On lines 187–188, "When converting Chl to phytoplankton C (N) biomass, the maximum Chl to N ratio was used along with other reference ratios ..." it remains unclear why you use the maximum (rather than, e.g., an average) Chl:N ratio and what the other reference ratios are. This must be clarified. Also, throughout the ms, you mostly refer to C biomass, so it is unclear where, when, or why you convert to N biomass here.
On lines 198–199, you refer to "... normalized costs of individual data types (J’m) ..." The J'm seem to be indicated in Table 2 but they are never defined.
On lines 205–213, you refer to the depth of the mixed layer as affecting the calculation of the target error. Besides the lack of information on the mixed-layer depth, it is also unclear whether the mixed layer was always deeper than 20 m, or whether you always applied the same CV throughout the whole model domain. Please explain clearly.
On lines 240–241, "... 5-7 constrained parameters and 3-6 optimized parameters ..." Please clearly explain how you define and determine constrained and optimized parameters and how they differ. Also, explain CS and OP in Tables S2–S6.
On lines 254–155 "However, the model skill for HNA biomass slightly degraded in the climatological model (Figure 3b), with lower correlations and normalized standard deviation and higher RMSD than the four years together (Figure 3a)." Since the individual years have been optimized individually, this result was to be expected. What could be more informative is a comparison with simulations for the individual years but with the same parameter set, e.g., the most portable one. This could provide insight into the influence of parameter differences compared to that of different boundary conditions and forcings between the different years.
These sentences are incomprehensible and must be corrected. I could not figure out what you wanted to say here:
Lines 273–275: "C stocks and flows averaged over the growth (Figure 5) and normalized by NPP (normalized by NPP in 1-day for C stocks; Figure S9) season for each year summarized an annual snapshot of the group-specific bacterial dynamics."
Lines 283–284: "NO3, POC, and SDOC in unassimilated years were modelled to values comparable to those in other assimilated years (Figure 5)."

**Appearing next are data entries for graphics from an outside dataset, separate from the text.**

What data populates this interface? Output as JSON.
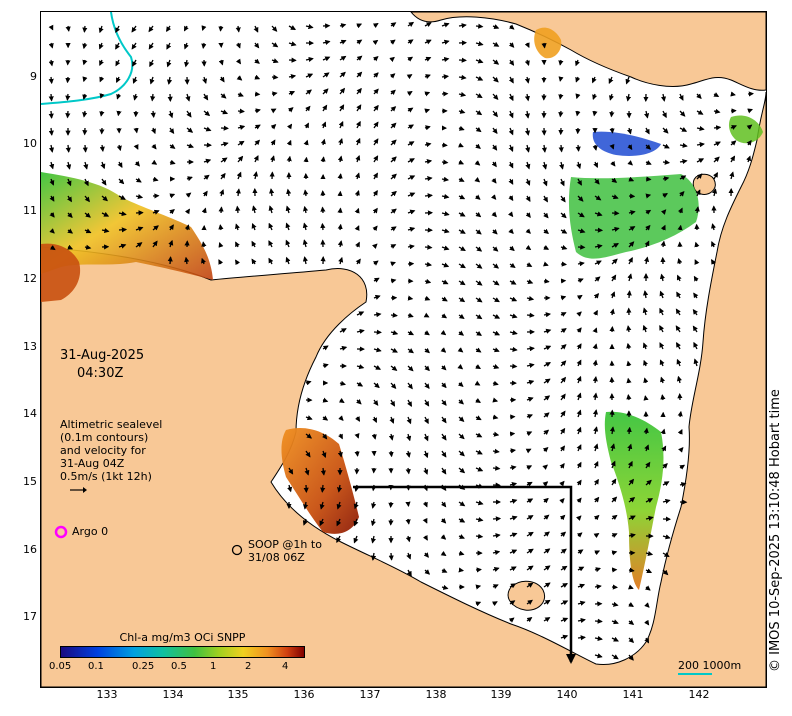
{
  "map": {
    "date": "31-Aug-2025",
    "time": "04:30Z",
    "legend_lines": [
      "Altimetric sealevel",
      "(0.1m contours)",
      "and velocity for",
      "31-Aug 04Z",
      "0.5m/s (1kt 12h)"
    ],
    "argo_label": "Argo 0",
    "soop_lines": [
      "SOOP @1h to",
      "31/08 06Z"
    ],
    "credit": "© IMOS 10-Sep-2025 13:10:48 Hobart time",
    "colorbar_title": "Chl-a mg/m3 OCi SNPP",
    "colorbar_ticks": [
      "0.05",
      "0.1",
      "0.25",
      "0.5",
      "1",
      "2",
      "4"
    ],
    "scale_label": "200  1000m",
    "lon_ticks": [
      "133",
      "134",
      "135",
      "136",
      "137",
      "138",
      "139",
      "140",
      "141",
      "142"
    ],
    "lat_ticks": [
      "9",
      "10",
      "11",
      "12",
      "13",
      "14",
      "15",
      "16",
      "17"
    ],
    "colors": {
      "land": "#f8c896",
      "ocean": "#ffffff",
      "argo": "#ff00ff",
      "bathymetry_contour": "#00c8c8",
      "chl_low": "#0000a0",
      "chl_mid": "#30c030",
      "chl_high": "#800000"
    }
  }
}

Line 399: "Modelled nutrient stocks were above detect limits and indicated the lack of macronutrient limitations."
Fig. 3: The caption for panel a (2010 - 2013) is confusing. The simulations also cover 2014 and this caption gives the impression that the simulations went through 2010–2013 continuously, which is not what you did. You should come up with a better caption. Also, as mentioned above, a third panel showing results for different years with a single parameter set could be useful. The last sentence of the caption seems to make no sense, since the x-axes of both panels are the same.
Fig. 4: The numbers and letters are very hard to read and often overlap. Maybe rearrange in 4 columns (2 for the means and 2 for the CVs)? The units in (b) are wrong, the CV is dimensionless.

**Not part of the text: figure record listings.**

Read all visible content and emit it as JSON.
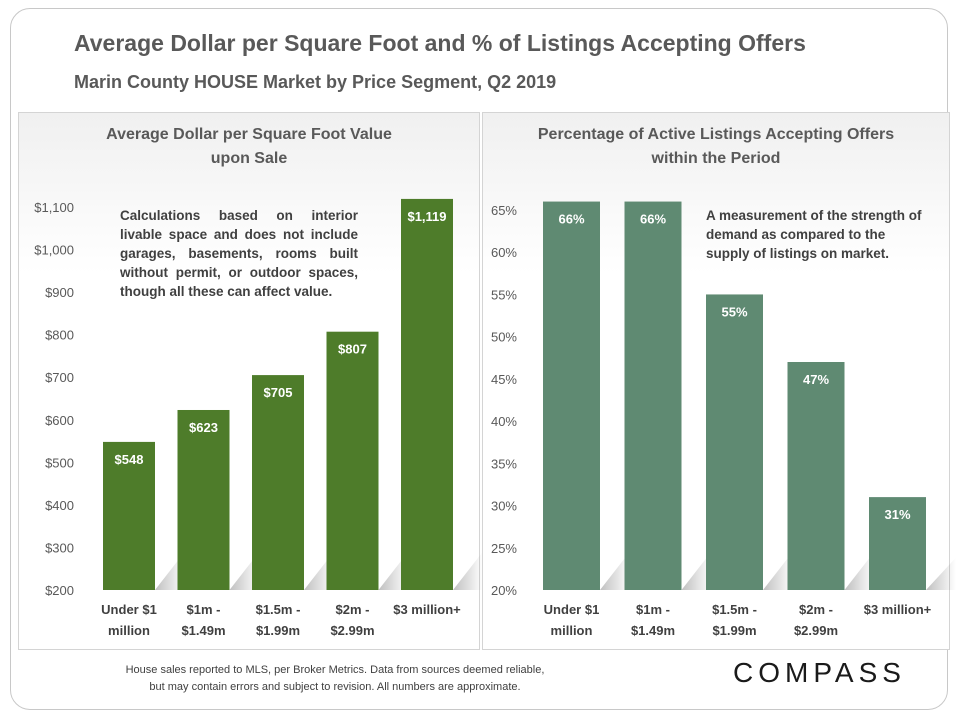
{
  "header": {
    "title": "Average Dollar per Square Foot and % of Listings Accepting Offers",
    "subtitle": "Marin County HOUSE Market by Price Segment, Q2 2019"
  },
  "left_note": "Calculations based on interior livable space and does not include garages, basements, rooms built without permit, or outdoor spaces, though all these can affect value.",
  "right_note": "A measurement of the strength of demand as compared to the supply of listings on market.",
  "footer": {
    "line1": "House sales reported to MLS, per Broker Metrics. Data from sources deemed reliable,",
    "line2": "but may contain errors and subject to revision. All numbers are approximate."
  },
  "logo": "COMPASS",
  "colors": {
    "left_bar": "#4e7c2a",
    "right_bar": "#5f8a72"
  },
  "chart_data": [
    {
      "type": "bar",
      "title_lines": [
        "Average Dollar per Square Foot Value",
        "upon Sale"
      ],
      "categories": [
        [
          "Under $1",
          "million"
        ],
        [
          "$1m -",
          "$1.49m"
        ],
        [
          "$1.5m -",
          "$1.99m"
        ],
        [
          "$2m -",
          "$2.99m"
        ],
        [
          "$3 million+"
        ]
      ],
      "values": [
        548,
        623,
        705,
        807,
        1119
      ],
      "data_labels": [
        "$548",
        "$623",
        "$705",
        "$807",
        "$1,119"
      ],
      "ylim": [
        200,
        1100
      ],
      "yticks": [
        200,
        300,
        400,
        500,
        600,
        700,
        800,
        900,
        1000,
        1100
      ],
      "ytick_labels": [
        "$200",
        "$300",
        "$400",
        "$500",
        "$600",
        "$700",
        "$800",
        "$900",
        "$1,000",
        "$1,100"
      ],
      "xlabel": "",
      "ylabel": ""
    },
    {
      "type": "bar",
      "title_lines": [
        "Percentage of Active Listings Accepting Offers",
        "within the Period"
      ],
      "categories": [
        [
          "Under $1",
          "million"
        ],
        [
          "$1m -",
          "$1.49m"
        ],
        [
          "$1.5m -",
          "$1.99m"
        ],
        [
          "$2m -",
          "$2.99m"
        ],
        [
          "$3 million+"
        ]
      ],
      "values": [
        66,
        66,
        55,
        47,
        31
      ],
      "data_labels": [
        "66%",
        "66%",
        "55%",
        "47%",
        "31%"
      ],
      "ylim": [
        20,
        65
      ],
      "yticks": [
        20,
        25,
        30,
        35,
        40,
        45,
        50,
        55,
        60,
        65
      ],
      "ytick_labels": [
        "20%",
        "25%",
        "30%",
        "35%",
        "40%",
        "45%",
        "50%",
        "55%",
        "60%",
        "65%"
      ],
      "xlabel": "",
      "ylabel": ""
    }
  ]
}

Fig. 5: The caption says that the panels show C stocks and flows in units of mmol C m-2 and mmol C m-2 d-1 but the panels also show NH4, NO3, and PO4, so the associated numbers must have different units. The caption explains the numbers in the first rows and the numbers in parentheses but not the numbers in the second rows next to the arrows. Then it says that "N and P flows, as well as the flows smaller than 0.01 mmol C m-3 d-1, are omitted." but the panels show arrows from and to NH4 and to the inorganic nutrient compartments.
Fig. 8 suffers from the same problems as Fig. 4 (% numbers are also dimensionless). In addition, the first rows in (b) should be left out as they are always 0 by definition.